Потом завыл, по-бабьи упёршись кулаком в щеку:

…Была пора, когда под звуки счастья,
Я звал, я жил тобой одной
Теперь уж я не тот… И позднего участья
Я не хочу. Уйди! Господь с тобой…
Мой крест уже готов… И актами распятья
Обвит, уже обвит мой труп полуживой…
И кончен пир, и смолкли песнопенья,
С небес лазоревых слетела красота…
Жалеть! О чем? Я умер для стремленья,
А впереди — одна лишь пустота…

«Идиот! — подумал Клепиков. — Воюй с такими вот алкоголиками!»

Адамов, сидевший на краю скамьи, перебирал одутловатыми пальцами благообразную бороду. Одежонка его была ветхой, монашеского покроя. В лице таилась чуть заметная усмешка. Уставившись молочно-синими бельмами прямо перед собой, он прогудел:

— Чаю, хозяин, отопью у тебя и пойду. В город поспею к ночи. Своих приготовить надо… Заварится каша — ударим антихристовых слуг сзади!

Присутствующие одобрительно закивали бородами:

— Дело, Потап Федорович!

— Помните, как Афанасий Емельяныч говорил? Вы по голове, мы по хвосту — и рыба наша.

Клепиков вылез из-за стола вместе с Адамовым. Они вышли в другую комнату, и долго там совещались.

— Николай Петрович! — увещевал Адамов. — Зачем даром время теряешь? Выступать надо!

— С кем выступать? Где силы?

— В себе силы найди! Восемнадцать волостей ждут набата! Мужики самочинно продотряды сшибают! В Кузьминке — слыхал? Комиссара Иванникова убили… Пулемет отняли… Яблочный спас на носу!

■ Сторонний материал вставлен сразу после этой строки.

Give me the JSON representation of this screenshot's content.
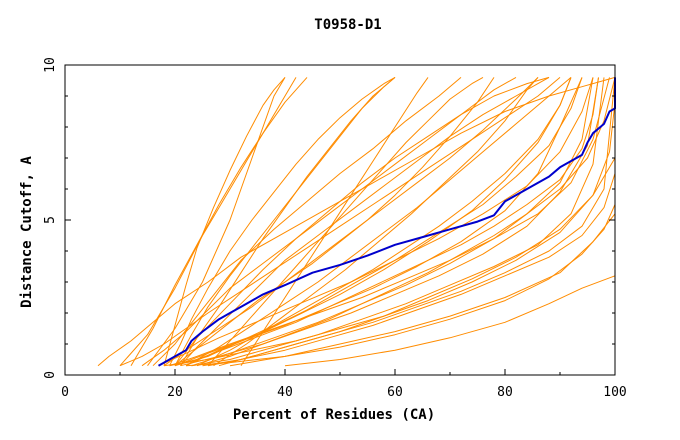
{
  "chart_data": {
    "type": "line",
    "title": "T0958-D1",
    "xlabel": "Percent of Residues (CA)",
    "ylabel": "Distance Cutoff, A",
    "xlim": [
      0,
      100
    ],
    "ylim": [
      0,
      10
    ],
    "xticks": [
      0,
      20,
      40,
      60,
      80,
      100
    ],
    "yticks": [
      0,
      5,
      10
    ],
    "grid": false,
    "highlight_color": "#0000cc",
    "background_color": "#ff8c00",
    "series": [
      {
        "role": "highlight",
        "x": [
          17,
          20,
          22,
          23,
          25,
          28,
          30,
          33,
          36,
          40,
          45,
          50,
          55,
          60,
          65,
          70,
          75,
          78,
          80,
          85,
          88,
          90,
          94,
          95,
          96,
          98,
          99,
          100,
          100
        ],
        "y": [
          0.3,
          0.6,
          0.8,
          1.1,
          1.4,
          1.8,
          2.0,
          2.3,
          2.6,
          2.9,
          3.3,
          3.55,
          3.85,
          4.2,
          4.45,
          4.7,
          4.95,
          5.15,
          5.6,
          6.1,
          6.4,
          6.7,
          7.1,
          7.5,
          7.8,
          8.1,
          8.5,
          8.6,
          9.6
        ]
      },
      {
        "role": "other",
        "x": [
          19,
          21,
          23,
          26,
          30,
          34,
          38,
          42,
          46,
          50,
          54,
          58,
          60
        ],
        "y": [
          0.3,
          1.0,
          1.8,
          2.8,
          4.0,
          5.0,
          5.9,
          6.8,
          7.6,
          8.3,
          8.9,
          9.4,
          9.6
        ]
      },
      {
        "role": "other",
        "x": [
          15,
          20,
          25,
          30,
          34,
          38,
          40
        ],
        "y": [
          0.3,
          1.5,
          3.0,
          5.0,
          7.0,
          9.0,
          9.6
        ]
      },
      {
        "role": "other",
        "x": [
          10,
          15,
          20,
          25,
          30,
          35,
          40,
          42
        ],
        "y": [
          0.3,
          1.3,
          2.8,
          4.5,
          6.0,
          7.5,
          9.0,
          9.6
        ]
      },
      {
        "role": "other",
        "x": [
          21,
          24,
          28,
          32,
          36,
          40,
          44,
          48,
          52,
          56,
          60
        ],
        "y": [
          0.3,
          1.2,
          2.2,
          3.3,
          4.4,
          5.4,
          6.4,
          7.3,
          8.2,
          9.0,
          9.6
        ]
      },
      {
        "role": "other",
        "x": [
          20,
          25,
          30,
          35,
          40,
          45,
          50,
          55,
          60,
          65,
          70,
          75,
          78
        ],
        "y": [
          0.3,
          1.0,
          1.7,
          2.4,
          3.0,
          3.6,
          4.3,
          5.0,
          5.8,
          6.7,
          7.7,
          8.8,
          9.6
        ]
      },
      {
        "role": "other",
        "x": [
          18,
          22,
          28,
          34,
          40,
          46,
          52,
          58,
          64,
          70,
          76,
          82,
          86
        ],
        "y": [
          0.3,
          0.8,
          1.5,
          2.2,
          3.0,
          3.8,
          4.6,
          5.4,
          6.2,
          7.0,
          7.9,
          8.9,
          9.6
        ]
      },
      {
        "role": "other",
        "x": [
          22,
          28,
          35,
          42,
          50,
          58,
          66,
          74,
          80,
          86,
          90,
          92
        ],
        "y": [
          0.3,
          0.8,
          1.3,
          1.9,
          2.6,
          3.4,
          4.3,
          5.3,
          6.3,
          7.5,
          8.7,
          9.6
        ]
      },
      {
        "role": "other",
        "x": [
          20,
          26,
          32,
          40,
          48,
          56,
          64,
          72,
          80,
          86,
          90,
          94
        ],
        "y": [
          0.3,
          0.7,
          1.1,
          1.6,
          2.2,
          2.8,
          3.5,
          4.3,
          5.3,
          6.5,
          8.0,
          9.6
        ]
      },
      {
        "role": "other",
        "x": [
          21,
          28,
          36,
          44,
          52,
          60,
          68,
          76,
          84,
          90,
          95,
          97
        ],
        "y": [
          0.3,
          0.6,
          1.0,
          1.5,
          2.0,
          2.6,
          3.2,
          3.9,
          4.8,
          5.9,
          7.4,
          9.6
        ]
      },
      {
        "role": "other",
        "x": [
          23,
          30,
          38,
          46,
          54,
          62,
          70,
          78,
          86,
          92,
          96,
          98
        ],
        "y": [
          0.3,
          0.5,
          0.9,
          1.3,
          1.8,
          2.3,
          2.9,
          3.5,
          4.2,
          5.2,
          6.8,
          9.6
        ]
      },
      {
        "role": "other",
        "x": [
          25,
          32,
          40,
          48,
          56,
          64,
          72,
          80,
          88,
          94,
          98,
          100,
          100
        ],
        "y": [
          0.3,
          0.5,
          0.8,
          1.2,
          1.6,
          2.1,
          2.6,
          3.2,
          3.8,
          4.5,
          5.4,
          6.5,
          9.6
        ]
      },
      {
        "role": "other",
        "x": [
          19,
          24,
          30,
          38,
          46,
          54,
          62,
          70,
          78,
          86,
          92,
          96,
          99
        ],
        "y": [
          0.3,
          0.6,
          1.0,
          1.5,
          2.0,
          2.5,
          3.1,
          3.7,
          4.4,
          5.2,
          6.2,
          7.6,
          9.6
        ]
      },
      {
        "role": "other",
        "x": [
          17,
          22,
          28,
          36,
          44,
          52,
          60,
          68,
          76,
          84,
          90,
          94,
          96
        ],
        "y": [
          0.3,
          0.7,
          1.2,
          1.8,
          2.4,
          3.0,
          3.7,
          4.4,
          5.2,
          6.1,
          7.2,
          8.5,
          9.6
        ]
      },
      {
        "role": "other",
        "x": [
          24,
          30,
          36,
          44,
          52,
          60,
          68,
          76,
          82,
          88,
          92,
          94
        ],
        "y": [
          0.3,
          0.8,
          1.4,
          2.1,
          2.9,
          3.7,
          4.6,
          5.5,
          6.4,
          7.4,
          8.6,
          9.6
        ]
      },
      {
        "role": "other",
        "x": [
          26,
          32,
          40,
          48,
          56,
          64,
          72,
          80,
          88,
          94,
          98,
          100
        ],
        "y": [
          0.3,
          0.5,
          0.9,
          1.3,
          1.7,
          2.2,
          2.7,
          3.3,
          4.0,
          4.8,
          6.0,
          9.6
        ]
      },
      {
        "role": "other",
        "x": [
          30,
          40,
          50,
          60,
          70,
          80,
          90,
          96,
          100
        ],
        "y": [
          0.3,
          0.6,
          1.0,
          1.4,
          1.9,
          2.5,
          3.3,
          4.3,
          5.2
        ]
      },
      {
        "role": "other",
        "x": [
          40,
          50,
          60,
          70,
          80,
          88,
          94,
          100
        ],
        "y": [
          0.3,
          0.5,
          0.8,
          1.2,
          1.7,
          2.3,
          2.8,
          3.2
        ]
      },
      {
        "role": "other",
        "x": [
          6,
          8,
          12,
          16,
          20,
          26,
          32,
          40,
          48,
          56,
          64,
          72,
          80,
          88,
          94,
          98,
          100
        ],
        "y": [
          0.3,
          0.6,
          1.1,
          1.7,
          2.3,
          3.0,
          3.8,
          4.6,
          5.4,
          6.2,
          7.0,
          7.8,
          8.5,
          9.0,
          9.3,
          9.5,
          9.6
        ]
      },
      {
        "role": "other",
        "x": [
          12,
          16,
          20,
          24,
          28,
          32,
          36,
          40,
          44
        ],
        "y": [
          0.3,
          1.5,
          2.9,
          4.2,
          5.5,
          6.7,
          7.8,
          8.8,
          9.6
        ]
      },
      {
        "role": "other",
        "x": [
          18,
          20,
          22,
          24,
          27,
          30,
          33,
          36,
          38,
          40
        ],
        "y": [
          0.3,
          1.6,
          2.9,
          4.1,
          5.4,
          6.6,
          7.7,
          8.7,
          9.2,
          9.6
        ]
      },
      {
        "role": "other",
        "x": [
          20,
          24,
          30,
          36,
          42,
          48,
          54,
          60,
          66,
          72,
          78,
          84,
          88
        ],
        "y": [
          0.3,
          1.2,
          2.3,
          3.4,
          4.4,
          5.3,
          6.2,
          7.0,
          7.7,
          8.4,
          9.0,
          9.4,
          9.6
        ]
      },
      {
        "role": "other",
        "x": [
          22,
          28,
          34,
          40,
          46,
          52,
          58,
          64,
          70,
          76,
          82,
          88,
          92
        ],
        "y": [
          0.3,
          0.9,
          1.6,
          2.3,
          3.0,
          3.8,
          4.6,
          5.4,
          6.3,
          7.2,
          8.1,
          9.0,
          9.6
        ]
      },
      {
        "role": "other",
        "x": [
          20,
          26,
          32,
          38,
          44,
          50,
          56,
          62,
          68,
          74,
          80,
          86,
          90,
          92
        ],
        "y": [
          0.3,
          0.6,
          1.1,
          1.6,
          2.2,
          2.8,
          3.4,
          4.1,
          4.8,
          5.6,
          6.5,
          7.6,
          8.7,
          9.6
        ]
      },
      {
        "role": "other",
        "x": [
          23,
          30,
          38,
          46,
          54,
          62,
          70,
          78,
          84,
          90,
          94,
          96
        ],
        "y": [
          0.3,
          0.7,
          1.2,
          1.7,
          2.3,
          2.9,
          3.6,
          4.4,
          5.2,
          6.2,
          7.6,
          9.6
        ]
      },
      {
        "role": "other",
        "x": [
          28,
          34,
          42,
          50,
          58,
          66,
          74,
          82,
          90,
          96,
          100
        ],
        "y": [
          0.3,
          0.6,
          1.0,
          1.4,
          1.9,
          2.5,
          3.1,
          3.8,
          4.7,
          5.8,
          7.0
        ]
      },
      {
        "role": "other",
        "x": [
          16,
          20,
          24,
          28,
          32,
          38,
          44,
          50,
          56,
          62,
          68,
          72
        ],
        "y": [
          0.3,
          1.0,
          1.9,
          2.8,
          3.7,
          4.7,
          5.6,
          6.5,
          7.3,
          8.2,
          9.0,
          9.6
        ]
      },
      {
        "role": "other",
        "x": [
          14,
          18,
          22,
          26,
          30,
          36,
          42,
          48,
          54,
          60,
          66,
          72,
          78,
          82
        ],
        "y": [
          0.3,
          0.8,
          1.4,
          2.1,
          2.8,
          3.6,
          4.4,
          5.2,
          6.0,
          6.8,
          7.6,
          8.4,
          9.2,
          9.6
        ]
      },
      {
        "role": "other",
        "x": [
          21,
          24,
          28,
          32,
          36,
          40,
          46,
          52,
          58,
          64,
          70,
          76,
          82,
          86,
          88
        ],
        "y": [
          0.3,
          0.9,
          1.6,
          2.3,
          3.0,
          3.7,
          4.5,
          5.3,
          6.1,
          6.9,
          7.7,
          8.4,
          9.0,
          9.4,
          9.6
        ]
      },
      {
        "role": "other",
        "x": [
          19,
          24,
          30,
          36,
          42,
          48,
          54,
          60,
          66,
          72,
          78,
          84,
          90,
          94,
          96,
          97
        ],
        "y": [
          0.3,
          0.5,
          0.9,
          1.3,
          1.7,
          2.2,
          2.7,
          3.2,
          3.7,
          4.2,
          4.8,
          5.5,
          6.3,
          7.3,
          8.4,
          9.6
        ]
      },
      {
        "role": "other",
        "x": [
          24,
          30,
          36,
          42,
          48,
          54,
          60,
          66,
          72,
          78,
          84,
          90,
          95,
          98,
          100
        ],
        "y": [
          0.3,
          0.6,
          1.0,
          1.4,
          1.8,
          2.3,
          2.8,
          3.3,
          3.9,
          4.5,
          5.2,
          6.0,
          7.0,
          8.2,
          9.6
        ]
      },
      {
        "role": "other",
        "x": [
          10,
          14,
          18,
          22,
          26,
          32,
          38,
          44,
          50,
          56,
          62,
          68,
          74,
          80,
          86,
          90
        ],
        "y": [
          0.3,
          0.6,
          1.0,
          1.5,
          2.0,
          2.7,
          3.4,
          4.1,
          4.8,
          5.5,
          6.2,
          6.9,
          7.6,
          8.3,
          9.0,
          9.6
        ]
      },
      {
        "role": "other",
        "x": [
          26,
          30,
          34,
          38,
          42,
          46,
          50,
          54,
          58,
          62,
          66,
          70,
          74,
          76
        ],
        "y": [
          0.3,
          1.1,
          1.9,
          2.7,
          3.5,
          4.3,
          5.1,
          5.9,
          6.7,
          7.5,
          8.2,
          8.9,
          9.4,
          9.6
        ]
      },
      {
        "role": "other",
        "x": [
          32,
          36,
          40,
          44,
          48,
          52,
          56,
          60,
          64,
          66
        ],
        "y": [
          0.3,
          1.4,
          2.5,
          3.6,
          4.7,
          5.8,
          6.9,
          8.0,
          9.1,
          9.6
        ]
      },
      {
        "role": "other",
        "x": [
          22,
          30,
          40,
          50,
          60,
          70,
          80,
          88,
          94,
          98,
          100
        ],
        "y": [
          0.3,
          0.4,
          0.6,
          0.9,
          1.3,
          1.8,
          2.4,
          3.1,
          3.9,
          4.7,
          5.5
        ]
      },
      {
        "role": "other",
        "x": [
          18,
          26,
          34,
          42,
          50,
          58,
          66,
          74,
          82,
          90,
          96,
          99,
          100
        ],
        "y": [
          0.3,
          0.5,
          0.8,
          1.1,
          1.5,
          1.9,
          2.4,
          3.0,
          3.7,
          4.6,
          5.8,
          7.2,
          8.8
        ]
      },
      {
        "role": "other",
        "x": [
          27,
          33,
          39,
          45,
          51,
          57,
          63,
          69,
          75,
          80,
          84,
          86
        ],
        "y": [
          0.3,
          1.0,
          1.8,
          2.6,
          3.4,
          4.3,
          5.2,
          6.2,
          7.2,
          8.2,
          9.2,
          9.6
        ]
      },
      {
        "role": "other",
        "x": [
          20,
          23,
          26,
          30,
          34,
          38,
          42,
          46,
          50,
          54,
          58,
          60
        ],
        "y": [
          0.3,
          1.3,
          2.2,
          3.2,
          4.1,
          5.0,
          5.9,
          6.8,
          7.7,
          8.6,
          9.3,
          9.6
        ]
      }
    ]
  }
}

Он задрал полу черной поддевки и вытащил из кармана широченных плисовых штанов несколько пачек денег:

— Вот обещанные… Считай!

— Верю, Потап Федорович, спасибо!

— Не верь! Хороший расчет — долгая дружба. Клепиков рассовал деньги по карманам френча. Достал приготовленное письмо.

— Передайте это, Потап Федорович, жене Гагарина. Она держит связь с офицерами. А то у вас там люди невоенные, все купцы да чиновники…

— Ничего, — возразил старик, опуская письмо за пазуху. — Против Домогацкого, поди, и офицер не больно-то горазд. Увидите, когда он коммунистов соборовать начнет!

— Если вас задержат, письмо уничтожьте. Иначе провалите организацию.

— Понял.

— Подвезти ли, Потап Федорович? — Благодарствую.

— Ну, счастливо!

— Прощевайте, спаси вас Христос. Адамов исчез.

Глава тридцать восьмая

Степан похудел и оброс.

В госпитале он пролежал всего несколько дней, но обстановка изменилась за это время очень сильно.

Отовсюду ползли жуткие вести. Степан долго им не верил, однако все было правдой… В разных частях Республики пылал огонь восстаний. «Левые» эсеры дали сигнал притаившейся контрреволюции; вслед за Ярославлем и Тамбовщиной поднимались против Советов кулацкие силы в Поволжье, Муроме, Пензе… Предатель Муравьев пытался открыть Уральский фронт и пропустить контрреволюционные войска на Москву.

Газеты напечатали германский ультиматум… Война стучалась в дверь.

И только слова Ленина звучали, как всегда, спокойно и твердо.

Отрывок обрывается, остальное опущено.